The contrast between the sophisticated medical facilities available just hours away in Australia and the treatment of the tidal wave victims is stark. One relief worker told the media: 'We would beat this crisis with one charter flight out of Australia. Just give us 24 people--a neurosurgeon, surgeons and nurses for the hospitals here and at Wewak and Aitape for a few weeks, and chuck on board the supplies we need and we'd get on top of it.'

Elsewhere in PNG and in neighbouring Irian Jaya, mining and timber companies, including BP, Mobil, Chevron, BHP, Placer Pacific, Oil Search and Freeport McMoRan Copper, are producing vast profits. One day of their earnings could easily rectify the immediate health problems in the area and dramatically raise the living standards of its people.

Even the limited media coverage of the tragedy, in which medical staff and survivors have been interviewed live on television via satellite, standing in front of tent hospitals or primitive shelters, has only highlighted the extent to which the area has been deprived of basic facilities, including the sophisticated telecommunications that serve global capitalism.

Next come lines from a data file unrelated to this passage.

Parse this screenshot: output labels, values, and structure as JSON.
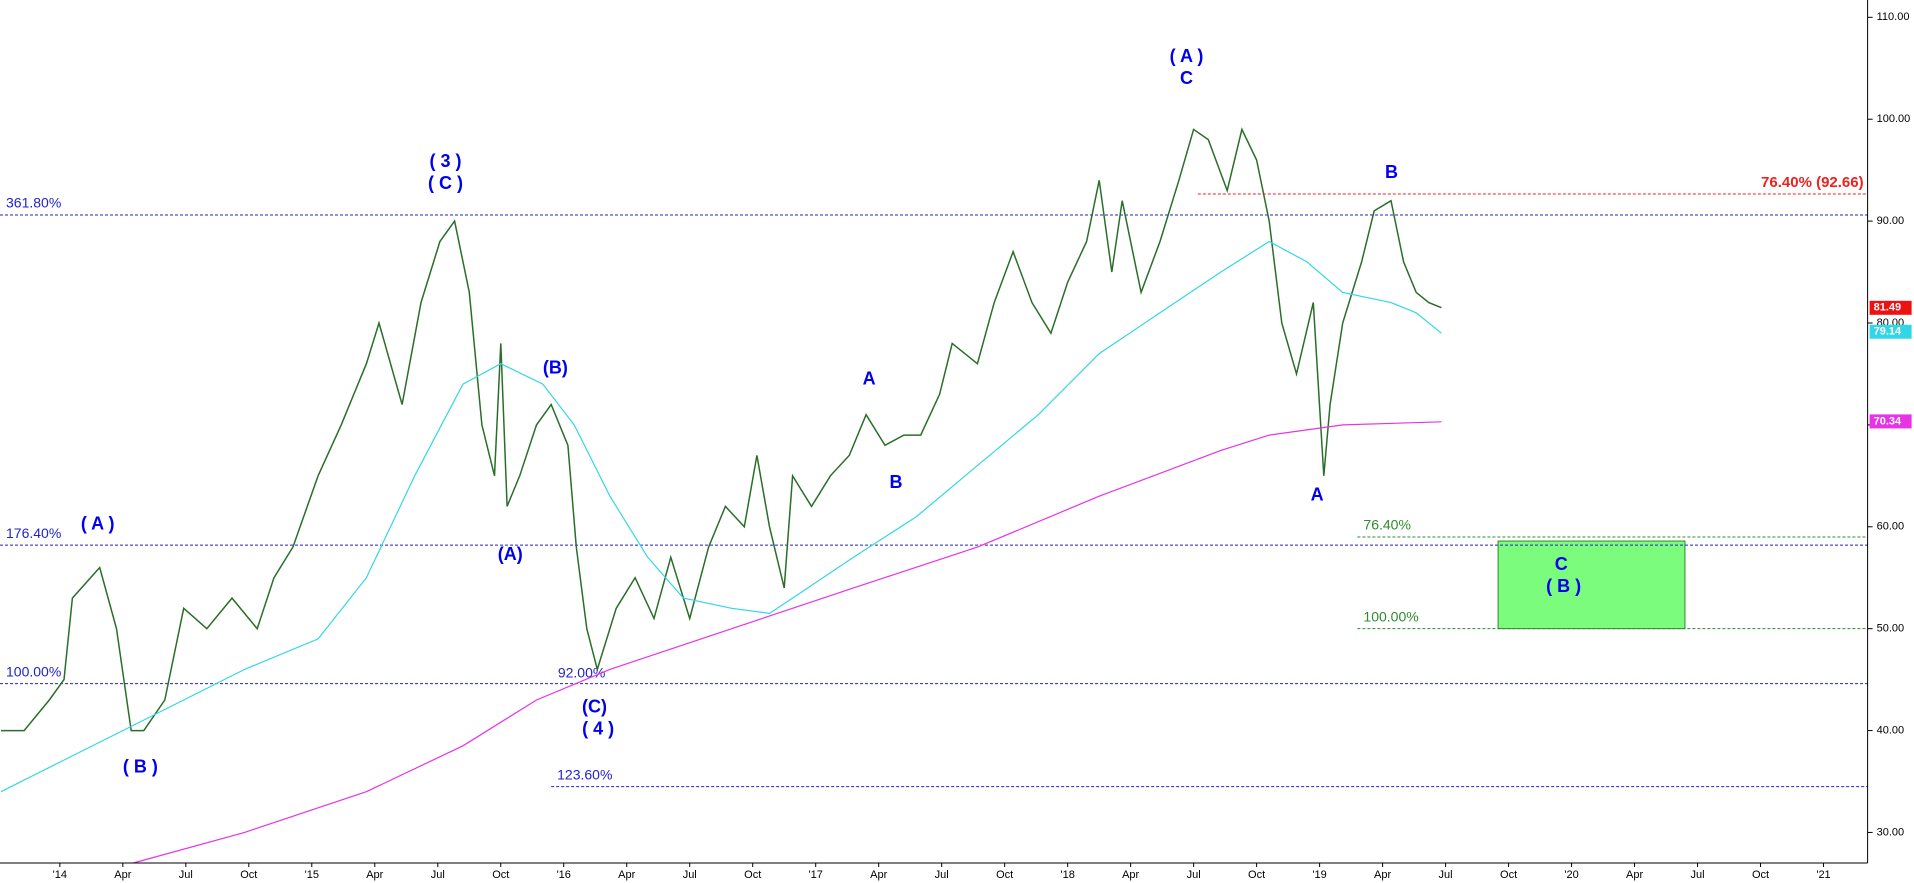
{
  "chart_data": {
    "type": "line",
    "xlim": [
      -2.85,
      86.1
    ],
    "ylim": [
      27.0,
      111.7
    ],
    "xticks": [
      {
        "value": 0,
        "label": "'14"
      },
      {
        "value": 3,
        "label": "Apr"
      },
      {
        "value": 6,
        "label": "Jul"
      },
      {
        "value": 9,
        "label": "Oct"
      },
      {
        "value": 12,
        "label": "'15"
      },
      {
        "value": 15,
        "label": "Apr"
      },
      {
        "value": 18,
        "label": "Jul"
      },
      {
        "value": 21,
        "label": "Oct"
      },
      {
        "value": 24,
        "label": "'16"
      },
      {
        "value": 27,
        "label": "Apr"
      },
      {
        "value": 30,
        "label": "Jul"
      },
      {
        "value": 33,
        "label": "Oct"
      },
      {
        "value": 36,
        "label": "'17"
      },
      {
        "value": 39,
        "label": "Apr"
      },
      {
        "value": 42,
        "label": "Jul"
      },
      {
        "value": 45,
        "label": "Oct"
      },
      {
        "value": 48,
        "label": "'18"
      },
      {
        "value": 51,
        "label": "Apr"
      },
      {
        "value": 54,
        "label": "Jul"
      },
      {
        "value": 57,
        "label": "Oct"
      },
      {
        "value": 60,
        "label": "'19"
      },
      {
        "value": 63,
        "label": "Apr"
      },
      {
        "value": 66,
        "label": "Jul"
      },
      {
        "value": 69,
        "label": "Oct"
      },
      {
        "value": 72,
        "label": "'20"
      },
      {
        "value": 75,
        "label": "Apr"
      },
      {
        "value": 78,
        "label": "Jul"
      },
      {
        "value": 81,
        "label": "Oct"
      },
      {
        "value": 84,
        "label": "'21"
      }
    ],
    "yticks": [
      {
        "value": 30,
        "label": "30.00"
      },
      {
        "value": 40,
        "label": "40.00"
      },
      {
        "value": 50,
        "label": "50.00"
      },
      {
        "value": 60,
        "label": "60.00"
      },
      {
        "value": 70,
        "label": "70.00"
      },
      {
        "value": 80,
        "label": "80.00"
      },
      {
        "value": 90,
        "label": "90.00"
      },
      {
        "value": 100,
        "label": "100.00"
      },
      {
        "value": 110,
        "label": "110.00"
      }
    ],
    "lines": [
      {
        "color": "#2a6e2a",
        "x": [
          -2.8,
          -1.7,
          -0.5,
          0.2,
          0.6,
          1.9,
          2.7,
          3.4,
          4.0,
          5.0,
          5.9,
          7.0,
          8.2,
          9.4,
          10.2,
          11.1,
          12.3,
          13.4,
          14.6,
          15.2,
          16.3,
          17.2,
          18.1,
          18.8,
          19.5,
          20.1,
          20.7,
          21.0,
          21.3,
          21.9,
          22.7,
          23.4,
          24.2,
          24.6,
          25.1,
          25.6,
          26.5,
          27.4,
          28.3,
          29.1,
          30.0,
          30.9,
          31.7,
          32.6,
          33.2,
          33.8,
          34.5,
          34.9,
          35.8,
          36.7,
          37.6,
          38.4,
          39.3,
          40.2,
          41.0,
          41.9,
          42.5,
          43.1,
          43.7,
          44.5,
          45.4,
          46.3,
          47.2,
          48.0,
          48.9,
          49.5,
          50.1,
          50.6,
          51.5,
          52.4,
          53.3,
          54.0,
          54.7,
          55.6,
          56.3,
          57.0,
          57.6,
          58.2,
          58.9,
          59.7,
          60.2,
          60.5,
          61.1,
          62.0,
          62.6,
          63.4,
          64.0,
          64.6,
          65.2,
          65.8
        ],
        "y": [
          40,
          40,
          43,
          45,
          53,
          56,
          50,
          40,
          40,
          43,
          52,
          50,
          53,
          50,
          55,
          58,
          65,
          70,
          76,
          80,
          72,
          82,
          88,
          90,
          83,
          70,
          65,
          78,
          62,
          65,
          70,
          72,
          68,
          58,
          50,
          46,
          52,
          55,
          51,
          57,
          51,
          58,
          62,
          60,
          67,
          60,
          54,
          65,
          62,
          65,
          67,
          71,
          68,
          69,
          69,
          73,
          78,
          77,
          76,
          82,
          87,
          82,
          79,
          84,
          88,
          94,
          85,
          92,
          83,
          88,
          94,
          99,
          98,
          93,
          99,
          96,
          90,
          80,
          75,
          82,
          65,
          72,
          80,
          86,
          91,
          92,
          86,
          83,
          82,
          81.5
        ]
      },
      {
        "color": "#33d6e6",
        "x": [
          -2.8,
          0.1,
          3.0,
          5.9,
          8.8,
          12.3,
          14.6,
          16.9,
          19.2,
          21.0,
          23.0,
          24.5,
          26.2,
          28.0,
          29.7,
          32.0,
          33.8,
          34.9,
          37.8,
          40.8,
          43.7,
          46.6,
          49.5,
          52.4,
          55.3,
          57.6,
          59.4,
          61.1,
          63.4,
          64.6,
          65.8
        ],
        "y": [
          34,
          37,
          40,
          43,
          46,
          49,
          55,
          65,
          74,
          76,
          74,
          70,
          63,
          57,
          53,
          52,
          51.5,
          53,
          57,
          61,
          66,
          71,
          77,
          81,
          85,
          88,
          86,
          83,
          82,
          81,
          79
        ]
      },
      {
        "color": "#e633e6",
        "x": [
          3.5,
          8.8,
          14.6,
          19.2,
          22.7,
          26.2,
          32.0,
          37.8,
          43.7,
          49.5,
          55.3,
          57.6,
          61.1,
          65.8
        ],
        "y": [
          27,
          30,
          34,
          38.5,
          43,
          46,
          50,
          54,
          58,
          63,
          67.5,
          69,
          70,
          70.3
        ]
      }
    ],
    "levels": [
      {
        "label": "361.80%",
        "value": 90.6,
        "start": -2.85,
        "color": "#2222cc"
      },
      {
        "label": "176.40%",
        "value": 58.2,
        "start": -2.85,
        "color": "#2222cc"
      },
      {
        "label": "100.00%",
        "value": 44.6,
        "start": -2.85,
        "color": "#2222cc"
      },
      {
        "label": "123.60%",
        "value": 34.5,
        "start": 23.4,
        "color": "#2222cc"
      },
      {
        "label": "76.40%",
        "value": 59.0,
        "start": 61.8,
        "color": "#2e8b2e"
      },
      {
        "label": "100.00%",
        "value": 50.0,
        "start": 61.8,
        "color": "#2e8b2e"
      },
      {
        "label": "76.40% (92.66)",
        "value": 92.66,
        "start": 54.2,
        "color": "#ee2222"
      }
    ],
    "level_note": "92.00%",
    "zone": {
      "x": [
        68.5,
        77.4
      ],
      "y": [
        50.0,
        58.6
      ],
      "color": "#7cfc7c"
    },
    "annotations": [
      {
        "text": "( A )",
        "color": "#0000ee"
      },
      {
        "text": "( B )",
        "color": "#0000ee"
      },
      {
        "text": "( 3 )",
        "color": "#0000ee"
      },
      {
        "text": "( C )",
        "color": "#0000ee"
      },
      {
        "text": "(A)",
        "color": "#0000ee"
      },
      {
        "text": "(B)",
        "color": "#0000ee"
      },
      {
        "text": "(C)",
        "color": "#0000ee"
      },
      {
        "text": "( 4 )",
        "color": "#0000ee"
      },
      {
        "text": "A",
        "color": "#0000ee"
      },
      {
        "text": "B",
        "color": "#0000ee"
      },
      {
        "text": "( A )",
        "color": "#0000ee"
      },
      {
        "text": "C",
        "color": "#0000ee"
      },
      {
        "text": "A",
        "color": "#0000ee"
      },
      {
        "text": "B",
        "color": "#0000ee"
      },
      {
        "text": "C",
        "color": "#0000ee"
      },
      {
        "text": "( B )",
        "color": "#0000ee"
      }
    ],
    "price_tags": [
      {
        "value": 81.49,
        "color": "#ee1111"
      },
      {
        "value": 79.14,
        "color": "#33d6e6"
      },
      {
        "value": 70.34,
        "color": "#e633e6"
      }
    ]
  }
}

Nine months before the tsunami, government budget cuts closed the local radio station. This was followed by the closure of the hospital. The outside world first learned of the July 17 disaster not by television or even telephone, but by a two-way radio message from a Catholic missionary--a distress signal that was not heard or acted upon for at least 13 hours.

If essential telecommunications had existed and news of the disaster had been immediately acted upon, with the overnight dispatch of advanced rescue and medical teams, there is no doubt that many lives could have been saved.

The last tsunami to hit the West Sepik coastline was in 1907. Little has changed for the West Sepik people since then. The province has the lowest literacy, lowest life expectancy and highest infant mortality rates in PNG--a country with the lowest living standards of all Pacific peoples. Life expectancy for women in West Sepik is only 45 years and only marginally higher for men.

Within a few weeks, the emergency medical staff, aid workers and reporters will have left the disaster zone. The villagers will have no phones, decent hospitals, roads or schools. Nor will there be a disaster warning system or even a radio station.